De hennepklopper zou worden herbouwd. Dit gebeurde echter niet meer op het erf aan de Nauernase Vaart, maar wat meer in de richting van het dorp Krommenie zelf, aan de Vliet.
Het erf van de verbrande hennepklopper werd terugverkocht aan Jan Aerisz. Molenaer. Later zou er op dit erf een houtzaagmolen worden gebouwd die de naam De Hoop kreeg.

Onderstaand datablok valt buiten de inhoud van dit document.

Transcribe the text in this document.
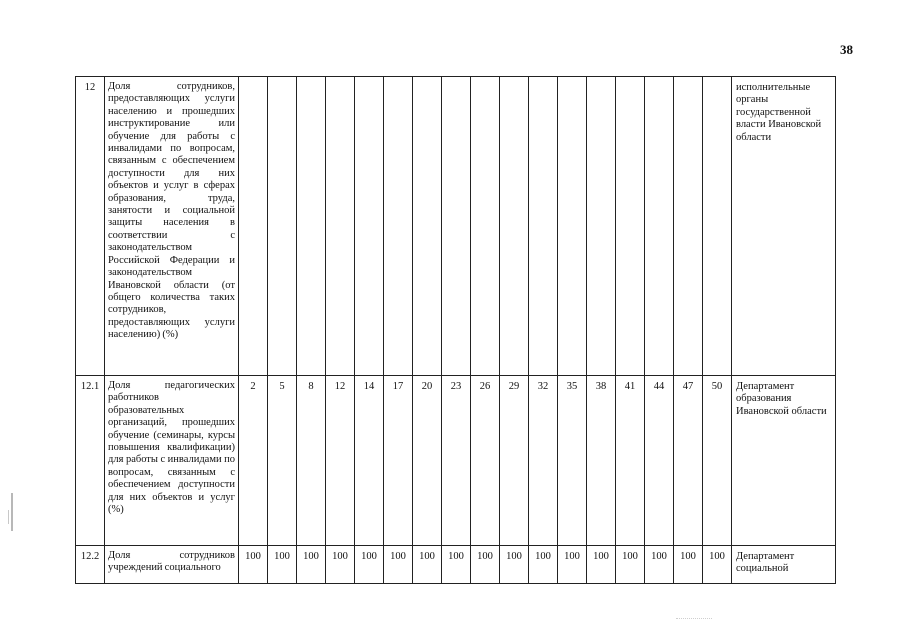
38
12	Доля сотрудников, предоставляющих услуги населению и прошедших инструктирование или обучение для работы с инвалидами по вопросам, связанным с обеспечением доступности для них объектов и услуг в сферах образования, труда, занятости и социальной защиты населения в соответствии с законодательством Российской Федерации и законодательством Ивановской области (от общего количества таких сотрудников, предоставляющих услуги населению) (%)																		исполнительные органы государственной власти Ивановской области
12.1	Доля педагогических работников образовательных организаций, прошедших обучение (семинары, курсы повышения квалификации) для работы с инвалидами по вопросам, связанным с обеспечением доступности для них объектов и услуг (%)	2	5	8	12	14	17	20	23	26	29	32	35	38	41	44	47	50	Департамент образования Ивановской области
12.2	Доля сотрудников учреждений социального	100	100	100	100	100	100	100	100	100	100	100	100	100	100	100	100	100	Департамент социальной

De nieuw gebouwde hennepklopper zou deze functie maar kort uitoefenen. Op 7 januari 1660 verkocht de weduwe van Cornelis Heijndricksz. De Mol voor een bedrag van Fl.695,- aan zeven heren uit Krommenie. Dit waren Hendrik Jansz. Backer, Hendrik Jansz. Reynen, Allert Barentsz. Backer, de broers Willem en Wouter Gavesz. de Jong, Kornelis Willemsz. Backer en Kornelis Engelsz. Prins. Zij vatten het plan samen om De Mol te verbouwen tot papiermolen, waarna zij ieder 1/7 part in de molen zouden bezitten.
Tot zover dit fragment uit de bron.